When Can You Eat Your Matzah Ball?


Its a few days before Pesach and to my credit we are rolling smoothly into the holiday. I’ve cleaned just about everything possible in and outside of my house including my dog’s ears (she needs to be highly attentive during the telling of the exodus story which lands her some chicken soup). Anyway, my husband doesn’t eat “gebrokts” which is a stringency to not eat cooked grain products (such as matzah combined with water). It has a fancy name and a good reason but basically it means no matzah balls…or so I thought. The custom is to eat matzah balls the 8th night as to demonstrate it is only a minhag (custom) and not halacha (law). Usually the matza balls are made on the 8th night and then eaten.  This year the 8th night is Shabbos so they have to be made ahead of time.  But when? It seems that actually there is a loophole that you can eat them on the 8th night (the cooked matzah) if they are cooked prior to the holiday, but after having koshered your kitchen. So you can un-do the stringency (sort of like a double negative becoming a positive). I get that he gets this. You know how Oprah has those “Ah ha” moments. Well I tend to have a lot of “uh… huh” moments. Which leads me to the question that I have most recently posed to my family (and when not getting an adequate answer) and then to our rabbi: 

So why did G-d take us out of Egypt? I’m sure you have your own answer to this and for some of you it might seem quite evident, but my question really asks, “What was His intention with us?” It wasn’t exactly a walk in the park after we left (oh gee thanks for the freedom, now can I please have some water??) and then we were pretty much coerced into accepting a whole plethora of rules, dehydration, battles, wandering in the dessert, ya da ya da. The answer is quite lengthy (albeit a very excellent response from my rabbi), that included an explanation about nationhood and relationships. It seems to have a lasting nationhood, G-d didn't just have us put a flag in the ground (those don't last too long). But instead, our nationhood was built on a set of principals. This created a permanent nationhood, tied to its creator. Not to degrade the experience, but you can think of it as a well trained pet, that is loyal to its master. 

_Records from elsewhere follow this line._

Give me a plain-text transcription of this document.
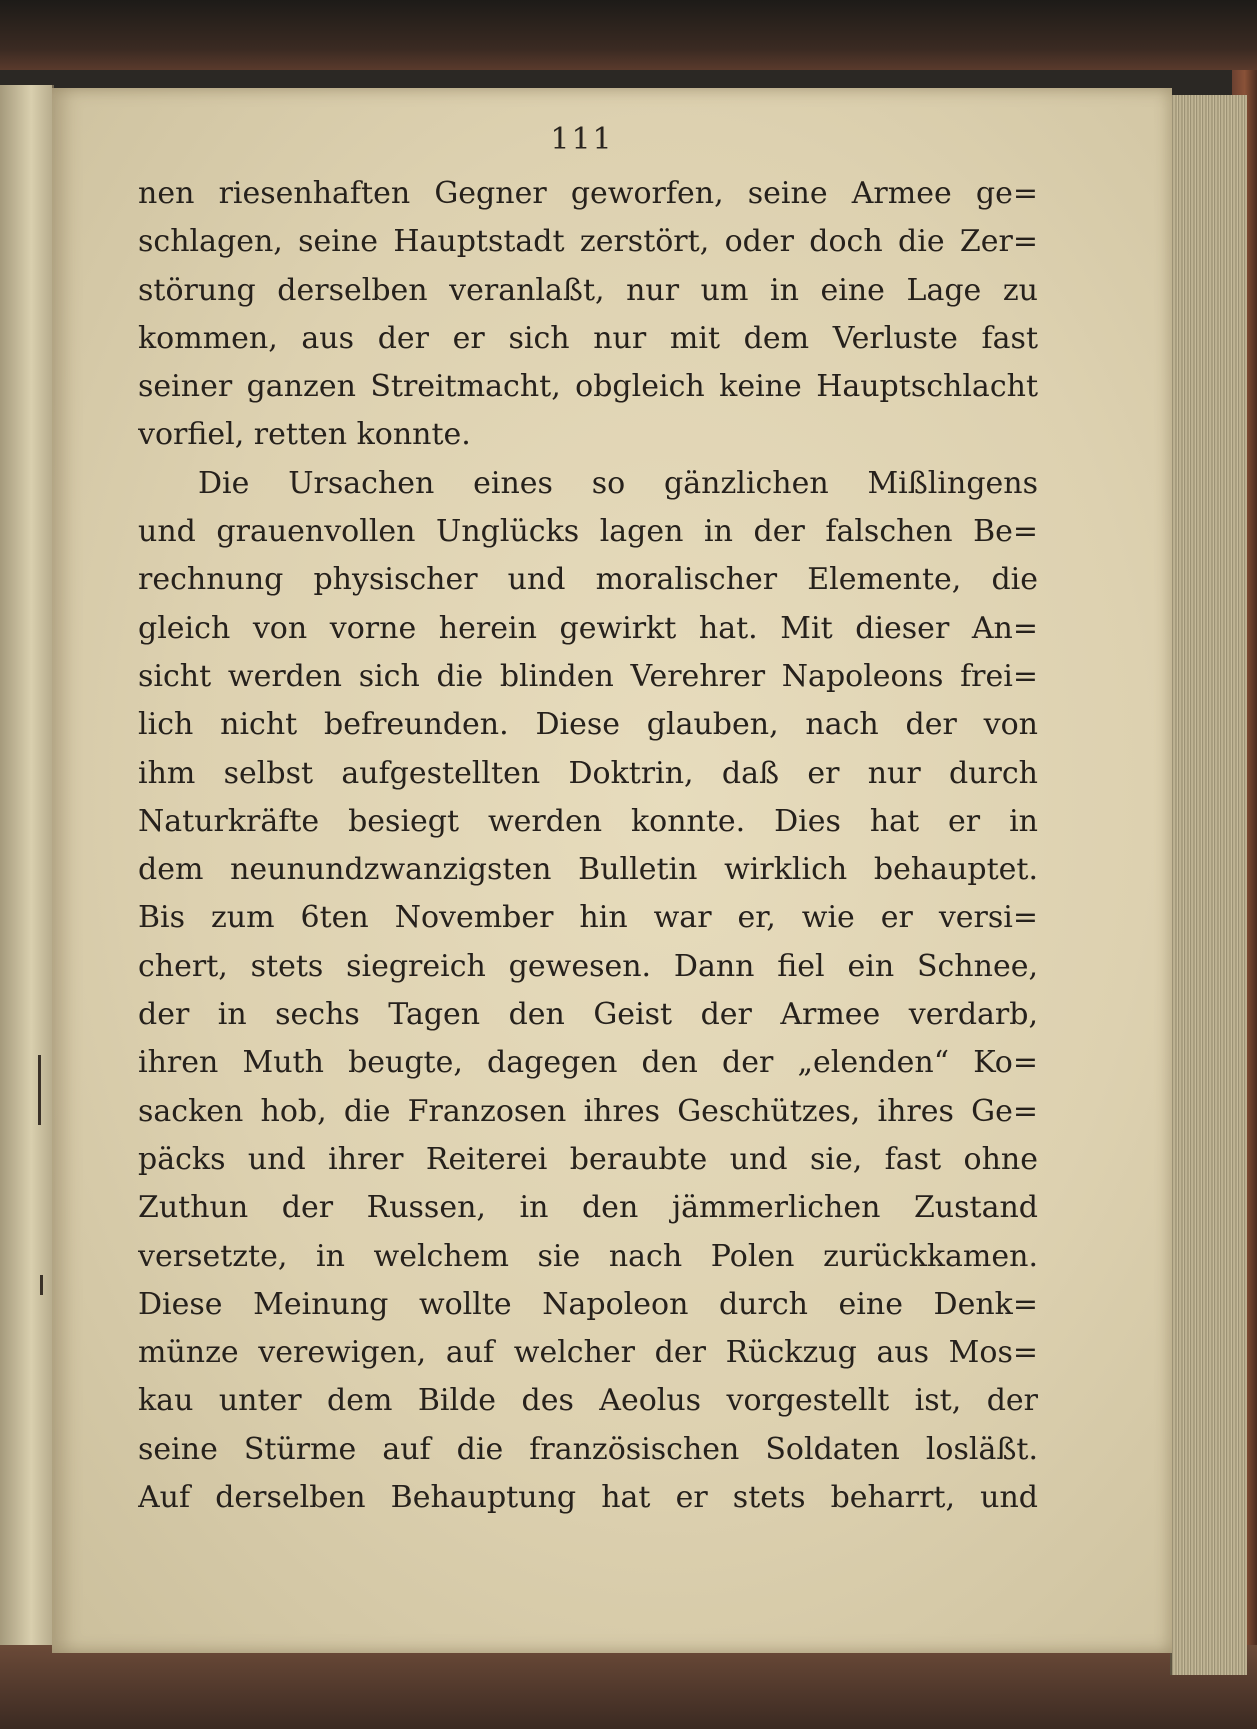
111
nen riesenhaften Gegner geworfen, seine Armee ge=
schlagen, seine Hauptstadt zerstört, oder doch die Zer=
störung derselben veranlaßt, nur um in eine Lage zu
kommen, aus der er sich nur mit dem Verluste fast
seiner ganzen Streitmacht, obgleich keine Hauptschlacht
vorfiel, retten konnte.
Die Ursachen eines so gänzlichen Mißlingens
und grauenvollen Unglücks lagen in der falschen Be=
rechnung physischer und moralischer Elemente, die
gleich von vorne herein gewirkt hat. Mit dieser An=
sicht werden sich die blinden Verehrer Napoleons frei=
lich nicht befreunden. Diese glauben, nach der von
ihm selbst aufgestellten Doktrin, daß er nur durch
Naturkräfte besiegt werden konnte. Dies hat er in
dem neunundzwanzigsten Bulletin wirklich behauptet.
Bis zum 6ten November hin war er, wie er versi=
chert, stets siegreich gewesen. Dann fiel ein Schnee,
der in sechs Tagen den Geist der Armee verdarb,
ihren Muth beugte, dagegen den der „elenden“ Ko=
sacken hob, die Franzosen ihres Geschützes, ihres Ge=
päcks und ihrer Reiterei beraubte und sie, fast ohne
Zuthun der Russen, in den jämmerlichen Zustand
versetzte, in welchem sie nach Polen zurückkamen.
Diese Meinung wollte Napoleon durch eine Denk=
münze verewigen, auf welcher der Rückzug aus Mos=
kau unter dem Bilde des Aeolus vorgestellt ist, der
seine Stürme auf die französischen Soldaten losläßt.
Auf derselben Behauptung hat er stets beharrt, und
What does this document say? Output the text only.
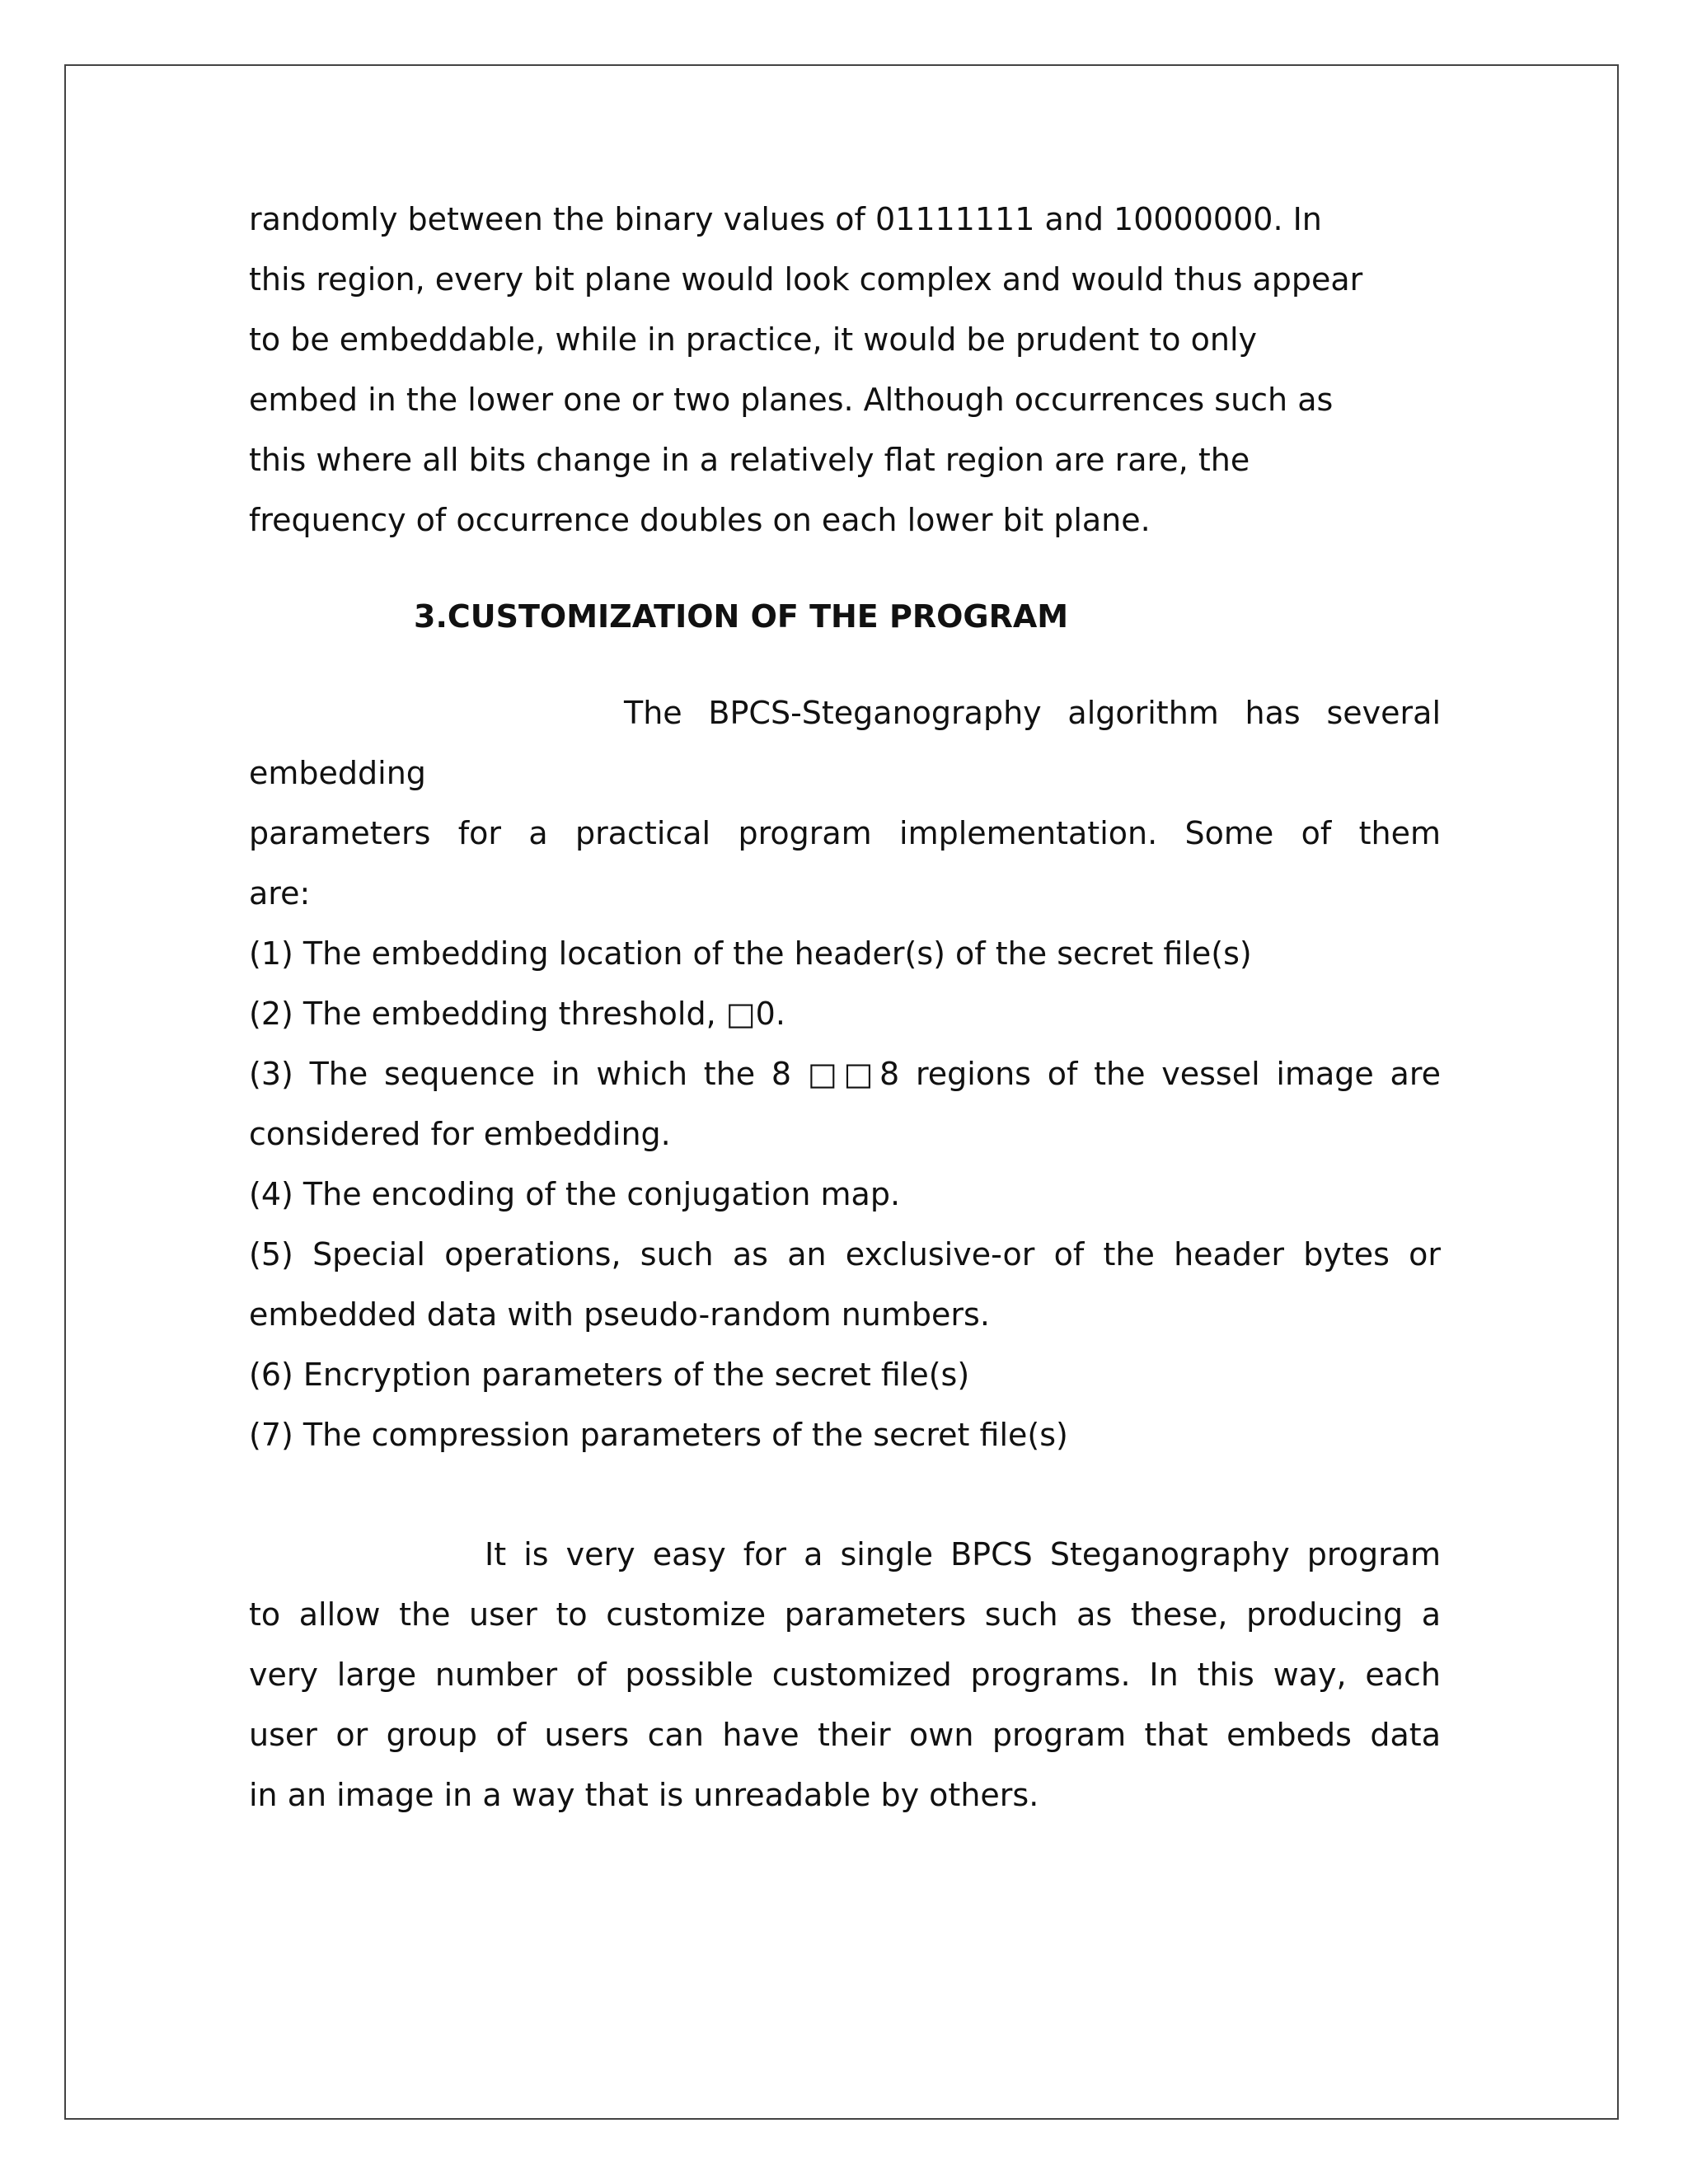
randomly between the binary values of 01111111 and 10000000. In
this region, every bit plane would look complex and would thus appear
to be embeddable, while in practice, it would be prudent to only
embed in the lower one or two planes. Although occurrences such as
this where all bits change in a relatively flat region are rare, the
frequency of occurrence doubles on each lower bit plane.
3.CUSTOMIZATION OF THE PROGRAM
The BPCS-Steganography algorithm has several
embedding
parameters for a practical program implementation. Some of them
are:
(1) The embedding location of the header(s) of the secret file(s)
(2) The embedding threshold, □0.
(3) The sequence in which the 8 □□8 regions of the vessel image are
considered for embedding.
(4) The encoding of the conjugation map.
(5) Special operations, such as an exclusive-or of the header bytes or
embedded data with pseudo-random numbers.
(6) Encryption parameters of the secret file(s)
(7) The compression parameters of the secret file(s)
It is very easy for a single BPCS Steganography program
to allow the user to customize parameters such as these, producing a
very large number of possible customized programs. In this way, each
user or group of users can have their own program that embeds data
in an image in a way that is unreadable by others.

My take away was that good relationships (the real ones) require hard work and commitment. We all want someone to know that we exist because that makes our relationships real. G-d perhaps wants the same: for the world to know He exists. And as our rabbi put it, we are His sales reps. So back to my husband and his eating (dis)order. Somehow where and when he eats his matzah balls matters. It is a far stretch and one that I can’t exactly intellectualize or relate to, but you got to respect it on one level. The commitment is there and really we are all here for one reason: to build the relationship.